Facebook’s recent move: peeling the onion

I was very excited yesterday by the potential of yesterday’s Facebook announcement.  Why?  Because up until now, all the information from Facebook has been visible only within their walled garden.  Opening up the “news feed” API means that I can write an application which acts on my behalf, pulls down that information, and lets me do something interesting with it.

What do I mean by interesting?

Well, maybe I want to filter with a better level of granularity than Facebook’s default interface provides.  Maybe I want to be able to say, “If someone publishes more than 3 status updates from an application in a row, block that application for 24 hours.”  Maybe I’m a huge fan of Bejeweled Blitz and I want to keep a running archive of all my friends’ highest scores.  Or maybe I want to search.

Search is where the real magic is.

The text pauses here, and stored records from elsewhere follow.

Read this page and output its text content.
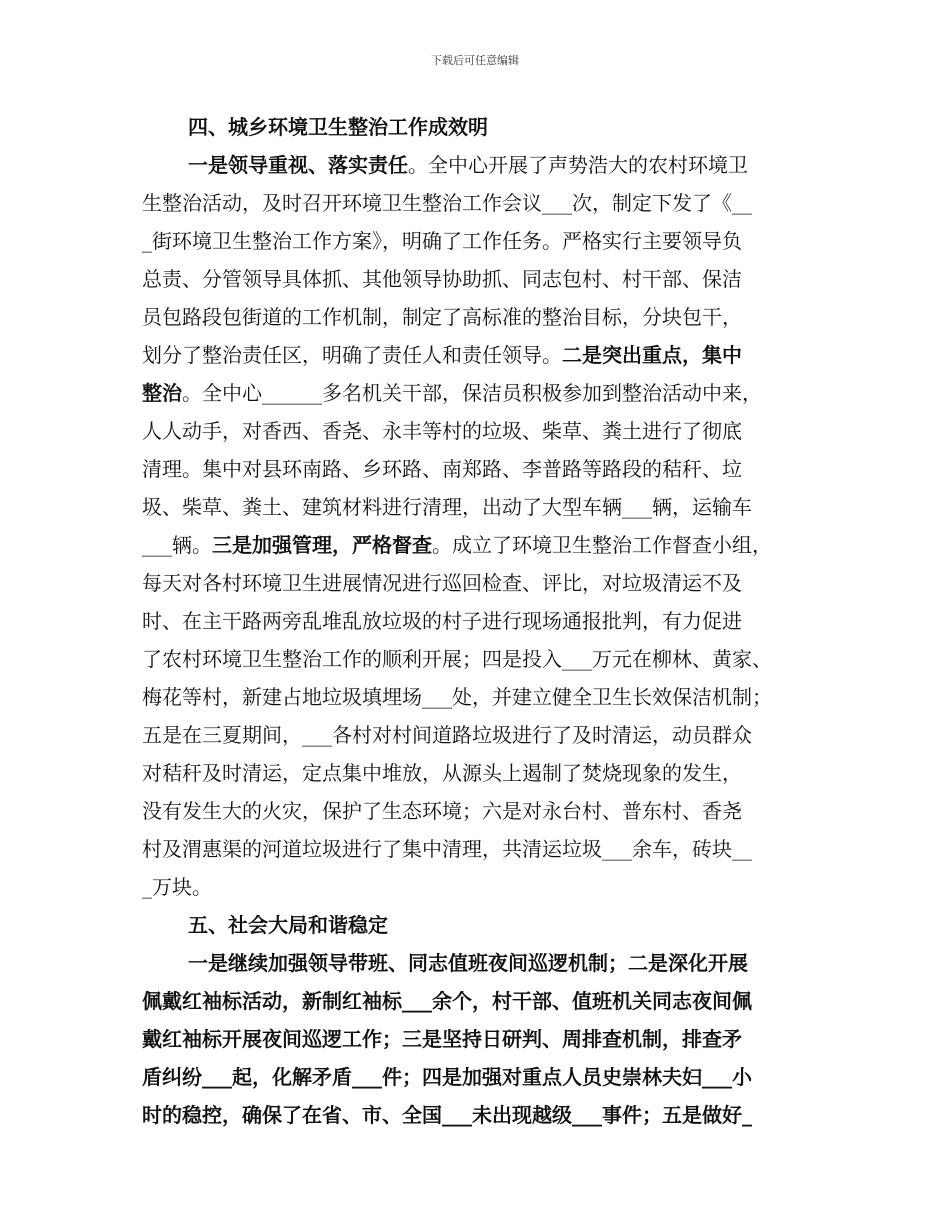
下载后可任意编辑
四、城乡环境卫生整治工作成效明
一是领导重视、落实责任。全中心开展了声势浩大的农村环境卫
生整治活动，及时召开环境卫生整治工作会议___次，制定下发了《__
_街环境卫生整治工作方案》，明确了工作任务。严格实行主要领导负
总责、分管领导具体抓、其他领导协助抓、同志包村、村干部、保洁
员包路段包街道的工作机制，制定了高标准的整治目标，分块包干，
划分了整治责任区，明确了责任人和责任领导。二是突出重点，集中
整治。全中心______多名机关干部，保洁员积极参加到整治活动中来，
人人动手，对香西、香尧、永丰等村的垃圾、柴草、粪土进行了彻底
清理。集中对县环南路、乡环路、南郑路、李普路等路段的秸秆、垃
圾、柴草、粪土、建筑材料进行清理，出动了大型车辆___辆，运输车
___辆。三是加强管理，严格督查。成立了环境卫生整治工作督查小组，
每天对各村环境卫生进展情况进行巡回检查、评比，对垃圾清运不及
时、在主干路两旁乱堆乱放垃圾的村子进行现场通报批判，有力促进
了农村环境卫生整治工作的顺利开展；四是投入___万元在柳林、黄家、
梅花等村，新建占地垃圾填埋场___处，并建立健全卫生长效保洁机制；
五是在三夏期间，___各村对村间道路垃圾进行了及时清运，动员群众
对秸秆及时清运，定点集中堆放，从源头上遏制了焚烧现象的发生，
没有发生大的火灾，保护了生态环境；六是对永台村、普东村、香尧
村及渭惠渠的河道垃圾进行了集中清理，共清运垃圾___余车，砖块__
_万块。
五、社会大局和谐稳定
一是继续加强领导带班、同志值班夜间巡逻机制；二是深化开展
佩戴红袖标活动，新制红袖标___余个，村干部、值班机关同志夜间佩
戴红袖标开展夜间巡逻工作；三是坚持日研判、周排查机制，排查矛
盾纠纷___起，化解矛盾___件；四是加强对重点人员史崇林夫妇___小
时的稳控，确保了在省、市、全国___未出现越级___事件；五是做好_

I’m not even that much of a Facebook power user and there have been at least a half-dozen times in the past year when I’ve wanted to find something from my update stream.  Someone reviewed a movie and a month later I wanted to pull up their review so I could tell them I agreed/disagreed with them.  Someone shared a link and I finally “got” what they were talking about and I wanted to leave a comment.  Search lets me do all that.

By opening up the API, Facebook is giving their users the ability to turn a “stream” into a “feed” that can be archived and searched.  You could do this today with a trivial application and existing desktop search programs.

But as Scoble pointed out, this is only half the story.  Facebook has a lot more data available than just the event stream.  To quote him briefly:

When I can ask Facebook “what sushi restaurants do my friends like?” ONLY THEN will you know that Facebook is getting close to the gold mine.  The thing is, Facebook doesn’t want to let you build that kind of business using its data.

Facebook needs that data in order to have any promise of turning a profit.  And this is the real problem Facebook is facing.  The only asset they have is information, and they’re still settling for coming up with easily-blocked ads as a way of monetizing it.  Meanwhile, there’s a small but growing subset of their user base who understands how valuable that information is and is itching for a way to get at it.